Everyone has those days when all you want to do is grab that glock 40 your boyfriend left in the next room. (Okay, so maybe not everyone.) You convince yourself that you only want to look at it. You sit there and think. What else is there to do. You think about the times when you were little and your big brother was your protector. You think about the time when you were daddy's little girl and nothing else mattered. You think about all the mother daughter talks you've had with the only woman who will never let you down no matter what. She's always wanted best for her children, always.
You wonder where those days have gone. You wonder where the time has gone. You wonder when the next time you will finally be embraced by your daddy. You wonder when you will get a big bear hug from the older brother who knows you better than you know yourself. You wonder when will those mother daughter talks finally settle in. You wonder...
And then you realize...you lead a good life. If the past holds such great memories, then they need to be remembered, but you can't live through memories. There comes a time when you realize that it is time to take the advise you were given. It is time to take steps forward into the future. It is time to...grow up. It is time to let go of the past and embrace your future. You decide your future. It is all on you. The pressure's of growing up into a wonderful human being aren't light, but they are there. The pressure to be all that you can be. The pressure to make 'them' proud. I realize that I can't imagine life without the family I'm surrounded by. Small and few, they are my family. I will not let the pressures of life take me down, but lift me up. If I can retain such wonderful memories, I can make more.
I realize that someday I will be that mother. I want to be the mother that mine was to me. A mother who will do anything for her children. A mother who wants nothing more than to see her children happy.
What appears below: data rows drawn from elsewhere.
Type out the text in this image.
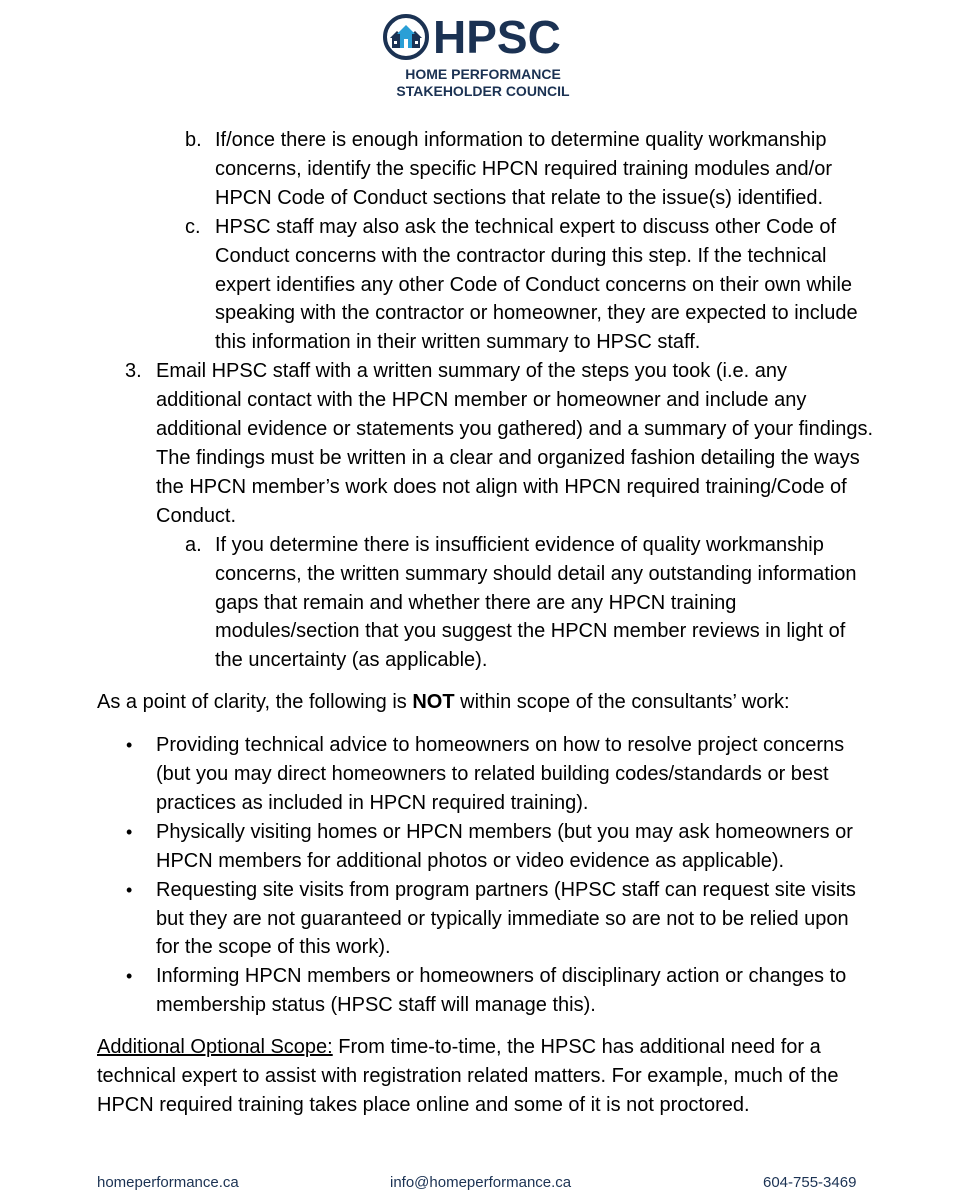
HPSC
HOME PERFORMANCE
STAKEHOLDER COUNCIL
b. If/once there is enough information to determine quality workmanship concerns, identify the specific HPCN required training modules and/or HPCN Code of Conduct sections that relate to the issue(s) identified.
c. HPSC staff may also ask the technical expert to discuss other Code of Conduct concerns with the contractor during this step. If the technical expert identifies any other Code of Conduct concerns on their own while speaking with the contractor or homeowner, they are expected to include this information in their written summary to HPSC staff.
3. Email HPSC staff with a written summary of the steps you took (i.e. any additional contact with the HPCN member or homeowner and include any additional evidence or statements you gathered) and a summary of your findings. The findings must be written in a clear and organized fashion detailing the ways the HPCN member’s work does not align with HPCN required training/Code of Conduct.
a. If you determine there is insufficient evidence of quality workmanship concerns, the written summary should detail any outstanding information gaps that remain and whether there are any HPCN training modules/section that you suggest the HPCN member reviews in light of the uncertainty (as applicable).
As a point of clarity, the following is NOT within scope of the consultants’ work:
• Providing technical advice to homeowners on how to resolve project concerns (but you may direct homeowners to related building codes/standards or best practices as included in HPCN required training).
• Physically visiting homes or HPCN members (but you may ask homeowners or HPCN members for additional photos or video evidence as applicable).
• Requesting site visits from program partners (HPSC staff can request site visits but they are not guaranteed or typically immediate so are not to be relied upon for the scope of this work).
• Informing HPCN members or homeowners of disciplinary action or changes to membership status (HPSC staff will manage this).
Additional Optional Scope: From time-to-time, the HPSC has additional need for a technical expert to assist with registration related matters. For example, much of the HPCN required training takes place online and some of it is not proctored.
homeperformance.ca	info@homeperformance.ca	604-755-3469
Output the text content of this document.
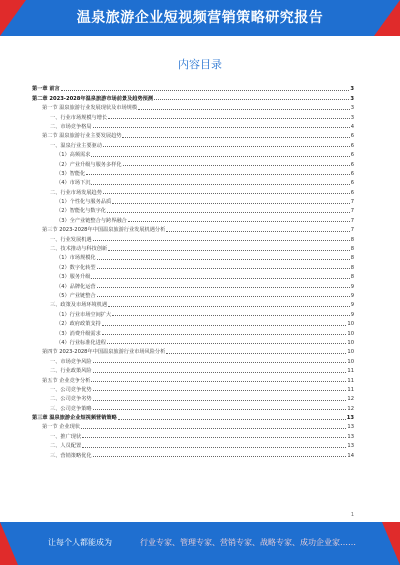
温泉旅游企业短视频营销策略研究报告
内容目录
第一章 前言	3
第二章 2023-2028年温泉旅游市场前景及趋势预测	3
第一节 温泉旅游行业发展现状及市场规模	3
一、行业市场规模与增长	3
二、市场竞争格局	4
第二节 温泉旅游行业主要发展趋势	6
一、温泉行业主要驱动	6
（1）高频需求	6
（2）产业升级与服务多样化	6
（3）智能化	6
（4）市场下沉	6
二、行业市场发展趋势	6
（1）个性化与服务品质	7
（2）智能化与数字化	7
（3）全产业链整合与跨界融合	7
第三节 2023-2028年中国温泉旅游行业发展机遇分析	7
一、行业发展机遇	8
二、技术推动与科技创新	8
（1）市场规模化	8
（2）数字化转型	8
（3）服务升级	8
（4）品牌化运营	9
（5）产业链整合	9
三、政策及市场环境机遇	9
（1）行业市场空间扩大	9
（2）政府政策支持	10
（3）消费升级需求	10
（4）行业标准化进程	10
第四节 2023-2028年中国温泉旅游行业市场风险分析	10
一、市场竞争风险	10
二、行业政策风险	11
第五节 企业竞争分析	11
一、公司竞争优势	11
二、公司竞争劣势	12
三、公司竞争策略	12
第三章 温泉旅游企业短视频营销策略	13
第一节 企业现状	13
一、推广现状	13
二、人员配置	13
三、营销策略优化	14
1
让每个人都能成为	行业专家、管理专家、营销专家、战略专家、成功企业家……
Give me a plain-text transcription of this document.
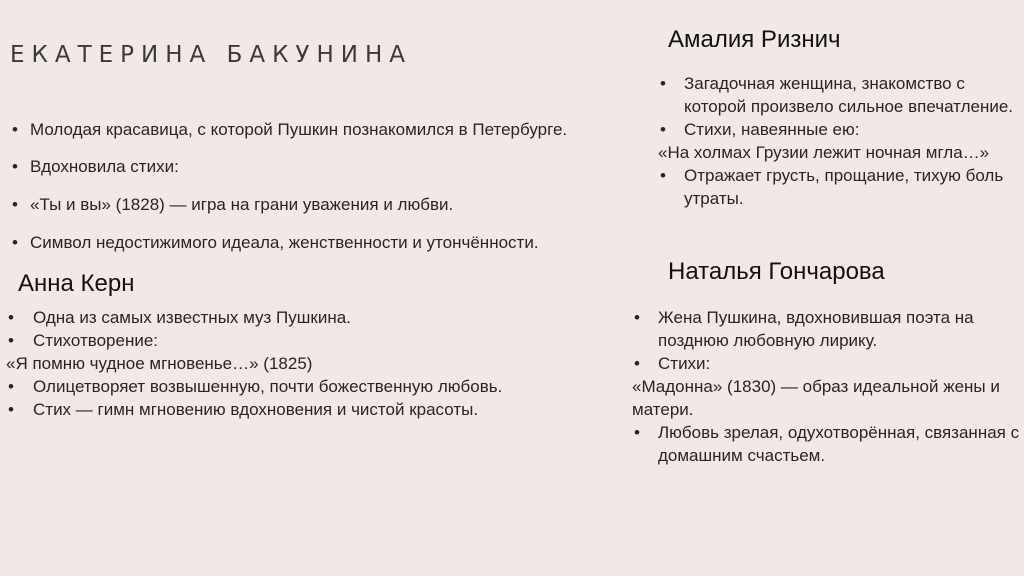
ЕКАТЕРИНА БАКУНИНА
• Молодая красавица, с которой Пушкин познакомился в Петербурге.
• Вдохновила стихи:
• «Ты и вы» (1828) — игра на грани уважения и любви.
• Символ недостижимого идеала, женственности и утончённости.
Анна Керн
• Одна из самых известных муз Пушкина.
• Стихотворение:
«Я помню чудное мгновенье…» (1825)
• Олицетворяет возвышенную, почти божественную любовь.
• Стих — гимн мгновению вдохновения и чистой красоты.
Амалия Ризнич
• Загадочная женщина, знакомство с которой произвело сильное впечатление.
• Стихи, навеянные ею:
«На холмах Грузии лежит ночная мгла…»
• Отражает грусть, прощание, тихую боль утраты.
Наталья Гончарова
• Жена Пушкина, вдохновившая поэта на позднюю любовную лирику.
• Стихи:
«Мадонна» (1830) — образ идеальной жены и матери.
• Любовь зрелая, одухотворённая, связанная с домашним счастьем.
I realize I want to be the sister that my brother deserves. Always supporting him and always on his side. He's too amazing to not have the best of the best. Life is the most precious gift. Life was given to each and everyone of us. My brother is risking his life. As I sit here and type on my laptop, he is in the heat of heat fighting for your and my freedom. All I can say is that we are all in good hands. He will come home.
I realize that I need let my daddy go. Around 4 years ago I was telling him the same thing. Of course different scenario. I was telling him to let me go to school off the island. It was so hard for him to let me go off to school. It was so hard for him to not just hold me down and not let me go. I went to school and had one of the best experiences of my life. You always think what if I would have stayed. I could have spent that time with my daddy. I could have noticed him acting different and caught the cancer with better timing. I could have... I should have... I would have... If I only knew. But then...I realized that I need to let go. I need to let him be at peace. I love you daddy! Happy birthday! I miss you and I'll never ever forget the times we've shared. I'll never forget that week at the beach. I'll never forget all the times you took me to work. I'll never forget...as long as you don't forget that I miss you! I miss you so much.
And I realized that I lead a great life.